A fine Japanese bronze night watchman figure perfectly captures the theme of this auction, so lifelike is the modelling that we would not be surprised to see these metal limbs spring into action. The watchman carries a lantern inscribed with the characters ‘Kan-nenbutsu’, this being a chant that Japanese monks would chant through the snowy mountains at dawn during the winter season; such examples reflect the extraordinary skill of the artisans of the Meiji Period who had to turn their skills to the arts after the outlaw of the samurai class and the decline in demand for the related equipment.
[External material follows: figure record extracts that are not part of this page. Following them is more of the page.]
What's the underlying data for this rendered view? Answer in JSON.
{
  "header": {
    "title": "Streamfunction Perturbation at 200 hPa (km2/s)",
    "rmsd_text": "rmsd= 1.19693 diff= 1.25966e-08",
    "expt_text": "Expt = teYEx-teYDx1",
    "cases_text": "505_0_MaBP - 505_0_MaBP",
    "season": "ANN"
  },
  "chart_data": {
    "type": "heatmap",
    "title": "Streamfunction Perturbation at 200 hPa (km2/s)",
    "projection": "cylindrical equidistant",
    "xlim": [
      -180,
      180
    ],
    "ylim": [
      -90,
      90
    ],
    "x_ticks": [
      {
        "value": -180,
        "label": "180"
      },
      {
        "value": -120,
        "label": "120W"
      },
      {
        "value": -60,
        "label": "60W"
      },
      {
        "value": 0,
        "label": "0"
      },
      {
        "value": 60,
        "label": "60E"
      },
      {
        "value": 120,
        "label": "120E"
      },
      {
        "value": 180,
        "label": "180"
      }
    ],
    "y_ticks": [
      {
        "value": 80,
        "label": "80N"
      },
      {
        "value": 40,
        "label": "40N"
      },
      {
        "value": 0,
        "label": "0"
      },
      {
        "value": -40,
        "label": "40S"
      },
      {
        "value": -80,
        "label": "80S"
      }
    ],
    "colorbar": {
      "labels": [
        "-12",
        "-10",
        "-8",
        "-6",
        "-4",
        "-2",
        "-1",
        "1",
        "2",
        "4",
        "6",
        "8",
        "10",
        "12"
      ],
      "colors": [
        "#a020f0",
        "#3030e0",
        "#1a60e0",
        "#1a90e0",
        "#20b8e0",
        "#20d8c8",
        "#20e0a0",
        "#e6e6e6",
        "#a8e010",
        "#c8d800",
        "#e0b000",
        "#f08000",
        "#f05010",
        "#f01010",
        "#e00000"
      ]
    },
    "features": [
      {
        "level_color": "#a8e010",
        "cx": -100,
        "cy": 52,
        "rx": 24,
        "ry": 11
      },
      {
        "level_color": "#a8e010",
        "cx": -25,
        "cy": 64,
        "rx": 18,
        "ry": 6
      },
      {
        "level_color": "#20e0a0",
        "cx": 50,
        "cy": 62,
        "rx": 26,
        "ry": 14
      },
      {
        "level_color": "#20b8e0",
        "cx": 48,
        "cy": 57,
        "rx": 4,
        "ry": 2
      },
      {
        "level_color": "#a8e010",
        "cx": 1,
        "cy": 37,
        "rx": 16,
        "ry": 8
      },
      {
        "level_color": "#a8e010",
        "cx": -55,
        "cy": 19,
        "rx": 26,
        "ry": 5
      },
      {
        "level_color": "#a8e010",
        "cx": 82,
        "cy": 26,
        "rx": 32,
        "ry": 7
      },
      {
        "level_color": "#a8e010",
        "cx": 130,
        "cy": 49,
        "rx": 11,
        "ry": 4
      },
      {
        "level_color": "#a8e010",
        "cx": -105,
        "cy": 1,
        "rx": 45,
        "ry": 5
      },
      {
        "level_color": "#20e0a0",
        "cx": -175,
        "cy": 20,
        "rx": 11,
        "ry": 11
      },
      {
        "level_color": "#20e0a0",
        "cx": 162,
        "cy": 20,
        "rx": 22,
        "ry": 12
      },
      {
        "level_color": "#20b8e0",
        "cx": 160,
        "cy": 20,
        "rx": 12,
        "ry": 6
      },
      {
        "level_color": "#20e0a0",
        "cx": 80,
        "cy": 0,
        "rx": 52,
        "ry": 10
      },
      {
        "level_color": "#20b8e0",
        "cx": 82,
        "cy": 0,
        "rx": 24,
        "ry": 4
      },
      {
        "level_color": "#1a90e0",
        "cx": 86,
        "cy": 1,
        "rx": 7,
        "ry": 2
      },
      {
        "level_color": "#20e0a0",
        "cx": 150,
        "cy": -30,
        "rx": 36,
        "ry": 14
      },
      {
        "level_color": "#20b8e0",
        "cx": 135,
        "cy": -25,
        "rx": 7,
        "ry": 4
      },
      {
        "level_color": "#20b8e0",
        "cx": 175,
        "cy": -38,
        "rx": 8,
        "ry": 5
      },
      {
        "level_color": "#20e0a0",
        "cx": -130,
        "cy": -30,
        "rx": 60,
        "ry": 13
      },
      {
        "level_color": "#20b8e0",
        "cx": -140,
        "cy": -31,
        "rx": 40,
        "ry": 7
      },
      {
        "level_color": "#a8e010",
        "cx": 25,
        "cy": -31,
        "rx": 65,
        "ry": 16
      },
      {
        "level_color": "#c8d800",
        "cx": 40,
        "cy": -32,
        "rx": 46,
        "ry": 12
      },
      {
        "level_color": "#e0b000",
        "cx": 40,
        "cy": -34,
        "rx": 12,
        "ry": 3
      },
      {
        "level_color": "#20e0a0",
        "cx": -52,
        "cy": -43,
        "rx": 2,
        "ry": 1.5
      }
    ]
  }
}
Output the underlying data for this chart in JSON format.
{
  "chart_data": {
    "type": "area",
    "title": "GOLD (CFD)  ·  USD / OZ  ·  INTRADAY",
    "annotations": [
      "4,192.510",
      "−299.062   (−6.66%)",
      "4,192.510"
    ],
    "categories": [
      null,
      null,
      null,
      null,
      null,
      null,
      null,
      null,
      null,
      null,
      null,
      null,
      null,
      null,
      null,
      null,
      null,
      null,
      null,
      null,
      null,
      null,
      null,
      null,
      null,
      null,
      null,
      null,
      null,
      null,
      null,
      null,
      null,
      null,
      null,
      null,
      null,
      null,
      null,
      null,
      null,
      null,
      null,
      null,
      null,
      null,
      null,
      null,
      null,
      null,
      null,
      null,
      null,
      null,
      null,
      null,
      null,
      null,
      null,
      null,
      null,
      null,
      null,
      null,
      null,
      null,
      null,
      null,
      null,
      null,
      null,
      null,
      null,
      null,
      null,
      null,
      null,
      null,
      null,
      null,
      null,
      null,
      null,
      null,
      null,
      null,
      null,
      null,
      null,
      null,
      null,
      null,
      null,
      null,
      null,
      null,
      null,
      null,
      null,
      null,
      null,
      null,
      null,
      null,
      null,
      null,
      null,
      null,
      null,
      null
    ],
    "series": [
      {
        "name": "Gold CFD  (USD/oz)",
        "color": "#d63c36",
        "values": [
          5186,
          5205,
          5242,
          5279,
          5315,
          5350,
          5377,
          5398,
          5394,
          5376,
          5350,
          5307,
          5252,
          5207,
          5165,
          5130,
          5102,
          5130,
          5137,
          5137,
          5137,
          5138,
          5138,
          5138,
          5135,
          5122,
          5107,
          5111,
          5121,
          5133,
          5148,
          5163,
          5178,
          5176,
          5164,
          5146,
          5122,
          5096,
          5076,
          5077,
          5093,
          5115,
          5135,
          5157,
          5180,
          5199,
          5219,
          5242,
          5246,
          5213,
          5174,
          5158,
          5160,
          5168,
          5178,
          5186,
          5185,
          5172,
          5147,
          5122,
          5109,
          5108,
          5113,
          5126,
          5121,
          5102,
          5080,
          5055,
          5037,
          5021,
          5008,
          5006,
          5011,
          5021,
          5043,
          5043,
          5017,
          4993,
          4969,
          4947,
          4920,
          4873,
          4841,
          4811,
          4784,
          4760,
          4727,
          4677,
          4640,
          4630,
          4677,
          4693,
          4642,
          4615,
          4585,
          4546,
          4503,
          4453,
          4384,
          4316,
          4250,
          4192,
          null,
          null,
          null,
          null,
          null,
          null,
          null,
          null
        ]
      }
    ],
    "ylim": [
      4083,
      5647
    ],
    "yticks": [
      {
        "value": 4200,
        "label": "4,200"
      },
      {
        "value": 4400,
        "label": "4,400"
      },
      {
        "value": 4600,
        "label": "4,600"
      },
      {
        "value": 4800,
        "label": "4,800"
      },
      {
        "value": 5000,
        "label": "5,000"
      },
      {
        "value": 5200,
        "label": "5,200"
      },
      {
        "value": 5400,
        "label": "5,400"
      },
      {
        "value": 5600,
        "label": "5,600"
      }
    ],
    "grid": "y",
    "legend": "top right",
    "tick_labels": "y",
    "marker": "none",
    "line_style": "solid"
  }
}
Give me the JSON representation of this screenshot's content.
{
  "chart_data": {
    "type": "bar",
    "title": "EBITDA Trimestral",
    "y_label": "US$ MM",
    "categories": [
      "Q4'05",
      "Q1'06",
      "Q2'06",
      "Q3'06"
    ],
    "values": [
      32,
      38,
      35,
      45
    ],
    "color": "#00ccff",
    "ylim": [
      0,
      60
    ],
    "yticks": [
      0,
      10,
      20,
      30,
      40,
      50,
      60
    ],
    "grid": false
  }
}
A somewhat ‘softer’ work requiring no less technical dexterity comes in the form of a silk embroidery by the renowned Iida Takashimaya Company. Founded in 1831, the Kyoto form has made a name for itself internationally through the quality of its works in silk, be it pictorial panels or indeed kimono and other traditional Japanese garments produced to the highest quality; indeed Edward VIII of the British royal family wore a ‘happi’ coat by Takashimaya when visiting Kyoto in 1922. The panel offered in this auction depicts a quietly atmospheric scene of two bijin practising calligraphy by the light of a hanging lantern; their painted faces are expertly picked out while their bodies gradually fade into shadow demonstrating a great technical dexterity. With Iida panels having made impressive sums at auction previously, this example should appeal to textile collectors worldwide.
Chinese works of art often provide the ‘surprise’ factor at an auction and we have numerous contenders this time around.
A pair of blue and white gingers jars of impressive size will be sure to catch attention while a marked Qianlong ‘peaches’ dish and Guangxu ‘longevity’ plate will appeal in their bold colours and auspicious subjects.
The collecting field around traditional scholar’s items has heated up over the past ten years and a selection of jades and hardstones certainly fit the bill. The oldest may well be a Hongshan Culture carved jade eagle amulet dating from the Neolithic Period (circa 4700-2500 BCE) with other timeless jade carvings, snuff bottles and brush washers also on offer, while a fine hardstone table screen on stand from the late Qing Dynasty would certainly have graced a scholar’s desk.